La dicotomia ordinario-straordinario su cui si basa la propaganda anti-Olimpiadi (facciamo prima le cose necessarie) non considera che invece per mettere mano ai suoi drammi minuti Roma deve pensare in grande. Che cosa significa? Semplice. Basta scorrere qualche cifra. I potenziali 177 mila nuovi posti di lavoro (la rivale Parigi ne stima fino a 247 mila), 867 milioni di euro di entrate fiscali nette, una crescita del Pil dello 0,4 per cento. Per non dire dell’impennata delle presenze turistiche. A fronte di questo, fugando la regina delle obiezioni, nessun onere per le casse del Campidoglio già ampiamente provate dal dissesto ininterrotto degli ultimi decenni. E allora perché dire no, se questa candidatura diventa palesemente la spinta alla consapevolezza di un ritrovato ruolo nazionale e internazionale, anzi un concentrato di anticorpi al declinismo che ha infettato la nostra città? Altra mistificazione da spazzar via. Da quando il Comitato olimpico internazionale ha abbandonato la formula affetta da gigantismo che avrebbe tagliato fuori molte capitali, Roma è tornata papabile.

Per le stesse ragioni che nell’ormai lontano 1960 la resero protagonista di un successo. Le opere infrastrutturali di cui ancora oggi godiamo non a caso portano l’aggettivo olimpico: vale per l’anello viario dentro il raccordo, per l’omonimo villaggio dove oggi sorge l’Auditorium (solitaria eccezione nell’ultimo mezzo secolo) nonché per il sottopasso di Muro Torto che ha consentito di congiungere pezzi di città allora separate, solo per fare qualche esempio. Quell’eredità è ancora preziosa ma vetusta. E non c’è romano che oggi, al pari di tanti altri impietosi raffronti, non paragoni quelle opere al nulla che ne è seguito. Dunque investimenti, infrastrutture e rilancio. Con due punti fermi: il 70 per cento degli impianti che verrebbero usati per le gare sono già esistenti. Con l’aggiunta di un nuovo palazzetto dello sport, di un nuovo campus, un parco naturalistico per le gare d’acqua e una cosiddetta grande area-bicicletta impreziosita da un velodromo.
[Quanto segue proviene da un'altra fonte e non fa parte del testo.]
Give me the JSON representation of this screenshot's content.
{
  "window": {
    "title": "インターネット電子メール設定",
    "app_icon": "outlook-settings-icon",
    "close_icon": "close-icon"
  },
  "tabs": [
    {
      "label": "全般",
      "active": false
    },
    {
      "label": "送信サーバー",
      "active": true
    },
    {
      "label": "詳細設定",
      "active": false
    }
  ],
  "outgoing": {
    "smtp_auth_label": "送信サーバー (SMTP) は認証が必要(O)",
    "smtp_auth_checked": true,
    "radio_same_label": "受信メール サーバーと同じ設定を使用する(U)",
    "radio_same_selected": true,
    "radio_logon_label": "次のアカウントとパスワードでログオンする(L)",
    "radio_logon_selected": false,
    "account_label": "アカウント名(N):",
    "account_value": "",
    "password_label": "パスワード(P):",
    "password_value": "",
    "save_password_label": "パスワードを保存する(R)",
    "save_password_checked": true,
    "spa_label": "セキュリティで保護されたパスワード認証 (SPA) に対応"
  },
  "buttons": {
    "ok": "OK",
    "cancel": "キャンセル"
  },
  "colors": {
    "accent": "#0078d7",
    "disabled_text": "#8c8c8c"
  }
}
Il resto delle infrastrutture (dalle strade al prolungamento della metro, all’anello ferroviario e alla ristrutturazione di Fiumicino) sono già pianificate e in certi casi già finanziate dallo Stato. Insomma, le Olimpiadi diventerebbero un semplice acceleratore. Una strada maestra per avere dei vantaggi aggiuntivi con tempi certi e soprattutto la sicurezza di rispettare un traguardo entro una data. Miracolo al quale, non solo a Roma, non siamo abituati ad assistere.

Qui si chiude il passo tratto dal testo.